Et la délectation dans tout ça ?
Le congrès annuel d'ICOM France se tiendra au musée Fabre de Montpellier les 25 et 26 septembre 2026 et en ligne sur la plateforme Zoom.
Colloque : « Et la délectation dans tout ça ? »
Propos de la journée
En avril dernier paraissait une étude nationale, menée par l’IFOP pour la Fondation Art Explora, en partenariat avec France Culture, dédiée aux pratiques culturelles des Français. Conduite auprès de plus de 4 000 personnes, celle-ci montre que, bonne nouvelle, nos concitoyens considèrent très largement (à 86%) que la culture est essentielle. Mais l’optimisme s’arrête vite : leurs pratiques culturelles ont cependant lourdement chuté en 8 ans et 20 % d’entre eux n’en ont eu aucune au cours des douze derniers mois. Au sein de ce constat peu brillant, les musées ne font pas exception. En 2017, les répondants étaient 62% à affirmer qu’ils avaient visité un musée ou une exposition dans l’année. En 2026, ils sont seulement 43%. L’accès à la culture ne semble pas plus compliqué aujourd’hui qu’en 2017, et 66% des Français le jugent aisé, soit un chiffre inchangé depuis la dernière étude. Alors qu’est-ce qui explique ce recul ? Parmi les raisons invoquées, le manque d’envie arrive en tête. Les contraintes du quotidien (manque de temps, emprise de la routine des agendas…), l’anticipation (nécessité de se renseigner sur les programmations, de préparer une visite…), et l’expérience possiblement déceptive (peur d’être déçu, inconfort de visite, affluence…) sont autant de facteurs qui découragent la pratique culturelle et la venue au musée.

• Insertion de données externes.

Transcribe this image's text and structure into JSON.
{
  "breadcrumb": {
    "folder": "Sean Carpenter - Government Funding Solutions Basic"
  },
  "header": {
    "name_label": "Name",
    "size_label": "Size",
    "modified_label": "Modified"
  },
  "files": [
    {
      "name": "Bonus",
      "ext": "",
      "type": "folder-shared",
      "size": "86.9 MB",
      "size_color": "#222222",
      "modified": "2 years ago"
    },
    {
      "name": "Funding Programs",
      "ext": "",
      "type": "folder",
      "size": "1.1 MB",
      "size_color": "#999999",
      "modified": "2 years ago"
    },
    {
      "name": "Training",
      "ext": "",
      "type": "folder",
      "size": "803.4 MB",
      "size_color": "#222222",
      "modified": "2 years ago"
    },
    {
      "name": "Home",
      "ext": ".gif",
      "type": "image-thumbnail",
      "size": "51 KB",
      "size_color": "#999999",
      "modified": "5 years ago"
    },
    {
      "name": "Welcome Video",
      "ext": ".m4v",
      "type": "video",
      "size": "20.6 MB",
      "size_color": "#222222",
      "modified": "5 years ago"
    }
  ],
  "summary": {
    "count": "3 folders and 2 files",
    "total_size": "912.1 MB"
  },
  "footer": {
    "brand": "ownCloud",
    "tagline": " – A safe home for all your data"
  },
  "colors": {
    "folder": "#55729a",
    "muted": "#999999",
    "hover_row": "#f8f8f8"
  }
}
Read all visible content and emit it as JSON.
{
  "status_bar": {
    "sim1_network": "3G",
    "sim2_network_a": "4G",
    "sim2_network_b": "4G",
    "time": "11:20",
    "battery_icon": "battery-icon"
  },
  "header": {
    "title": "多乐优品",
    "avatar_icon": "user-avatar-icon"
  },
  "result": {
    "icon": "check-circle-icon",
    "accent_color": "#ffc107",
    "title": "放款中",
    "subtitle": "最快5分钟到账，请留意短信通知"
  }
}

Depuis de nombreuses années, les musées ont développé une offre riche, nourrie d’une expertise scientifique poussée qui fonde leur crédibilité auprès des publics. Ils ont multiplié les propositions de médiation axées sur la délivrance de contenus pédagogiques fiables et accessibles. Ils ont su, avec excellence, jouer la carte éducative, assumant pleinement cette mission de développement et de partage de connaissance, assignée dans la définition du musée de l’ICOM dès 1974. Cette mission fondamentale demeure inscrite dans la dernière définition votée par l’ICOM à Prague en 2022 :
« Un musée est une institution permanente, à but non lucratif et au service de la société, qui se consacre à la recherche, la collecte, la conservation, l’interprétation et l’exposition du patrimoine matériel et immatériel. Ouvert au public, accessible et inclusif, il encourage la diversité et la durabilité. Les musées opèrent et communiquent de manière éthique et professionnelle, avec la participation de diverses communautés. Ils offrent à leurs publics des expériences variées d’éducation, de divertissement, de réflexion et de partage de connaissances. »
Mais un terme, lui aussi apparu en 1974, et conservé dans la définition de 2007, a disparu, au profit du mot « divertissement » : la « délectation », terme jugé sans doute par trop suranné.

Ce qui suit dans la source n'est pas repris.